Robert Greenberg

Historian, Composer, Pianist, Speaker, Author

How To Get and Keep Kids Interested In Concert Music – Part Seven

Immortal Beloved - Beethoven

Gary Oldman as a dead ringer for the 38 year-old Beethoven from “Immortal Beloved”

Suggestion number three for getting and keeping our kids interested in music: movies and videos.

We are visual creatures, and while I am generally not in favor of increasing screen time in our children’s lives, there are some movies and videos that are worth watching.

(FYI: I am not in any way an authority on this stuff and won’t pretend to be. My suggestions are merely those of a parent attempting to achieve a measure of peace in his house while doing his best to educate his kids without reducing their brains to blackcurrant jelly. Any and all comments/suggestions/burnt offerings from cyberville are invited and indeed, eagerly awaited.)
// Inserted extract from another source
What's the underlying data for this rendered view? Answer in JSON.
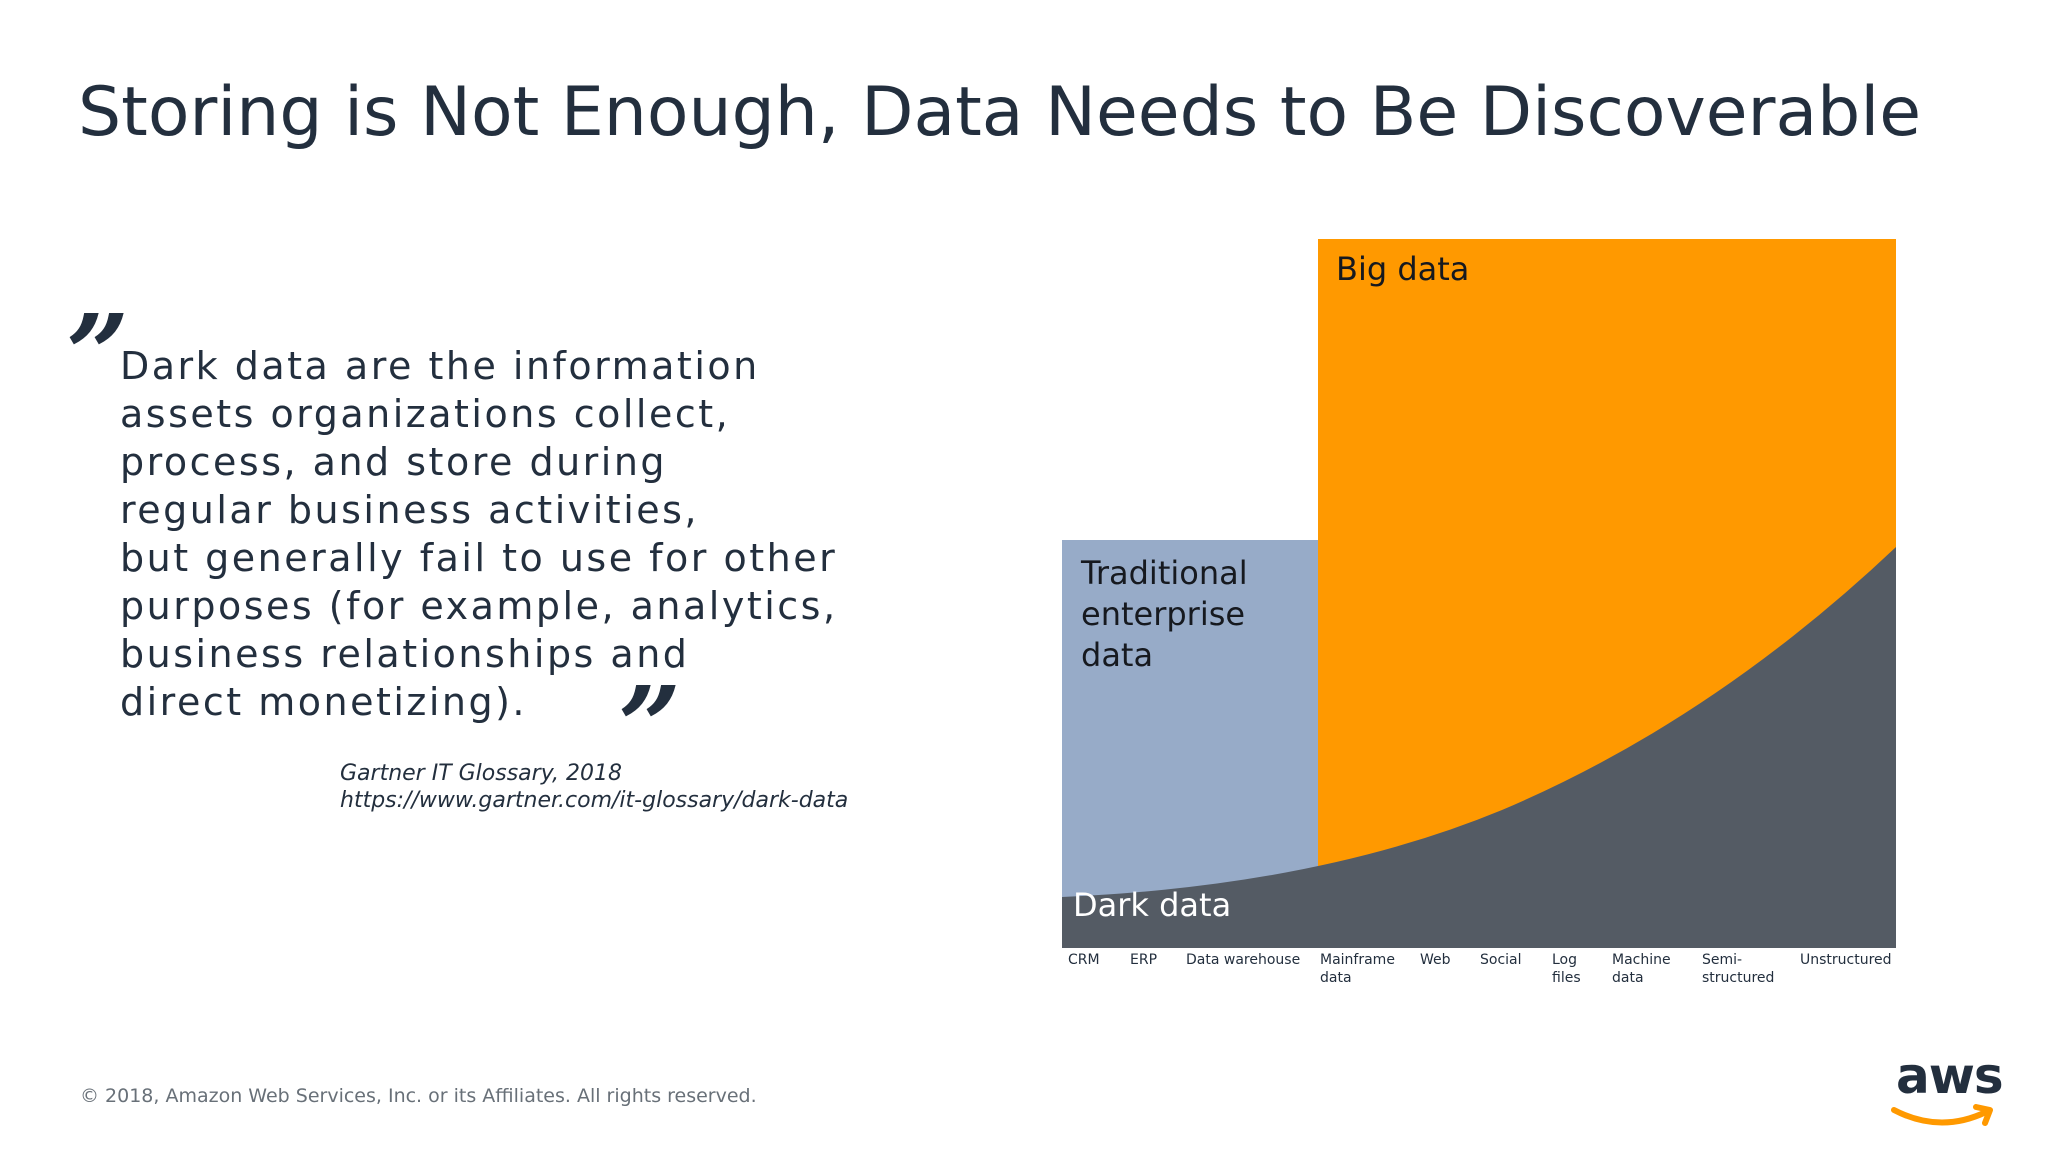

For littler ones, I would heartily recommend such movies as “Beethoven Lives Upstairs”, “Mr. Bach Comes to Call”, Disney’s “Peter and the Wolf” and “Fantasia 2000”. We’re not looking for historical truth here; just exposure. The great movie musicals are also wonderfully entertaining. For younger kids I would recommend the usual suspects: “The Wizard of Oz” (although the Wicked Witch of the West might be a bit scary for kids under 6), “Mary Poppins”, “Annie”, “The Music Man”, Disney’s “The Little Mermaid”, “The Lion King”, and “Chitty Chitty Bang Bang”. (For personal reasons, I have left out “The Sound of Music”, as I would prefer to be kicked to death than to ever have to watch it again. Consider this a character flaw.)

The most young child-friendly major opera is, in my most informed opinion, Mozart’s “The Magic Flute”. The English language-version (DVD) made by the Met in 2011 and conducted by James Levine is wonderful.

There is also an excellent set of videos made by Disney Junior called “Little Einsteins.” Each episode of the “Little Einsteins” series focuses on a different piece of concert music and teaches all sorts of musical terminology as well. My kids loved them.

For older kids there are, of course, many more sophisticated musicals, operas and concert performances to choose from. As “entry level” operas I would suggest (in their original languages; older kids can read subtitles!) Mozart’s “The Marriage of Figaro”, “Don Giovanni”, and “The Abduction from the Harem”; Rossini’s “The Barber of Seville”; Verdi’s “Rigoletto”, “Il Trovatore”, and “Aida”; Bizet’s “Carmen”; and Puccini’s “La Bohème”. (If you want to be really hip, play “La Bohème” and “Rent” on back-to-back nights. Same story; different time, place, and music.)

Finally, for older kids there are the various composer bio-pics: movies that we might love but movies that should come with a warning label, “this film does not let the facts get in the way of a good story.” “Amadeus” is a great movie but it is more fiction than fact. The same problem of historical fact versus dramatic fiction plagues “Immortal Beloved”, although Gary Oldman is brilliant and looks amazingly like Beethoven did in his thirties (as opposed to Ed Harris as Beethoven in the ludicrous “Copying Beethoven”). For what it’s a worth, “Impromptu”, with Hugh Grant as Chopin, Julian Sands as Liszt, and Judy Davis and George Sand is my favorite “composer” movie. (I have, properly, left Ken Russell’s “Lisztomania” and “Mahler” off this list, as they should be viewed only by consenting adults well after the children go to bed.)

(Yet another parenthetical statement. Off the record, because it is not appropriate for most kids, I must nevertheless identify what I believe to be the single best movie about music ever made: “This is Spinal Tap”. The. Single. Best. Music. Movie. Ever. Made.)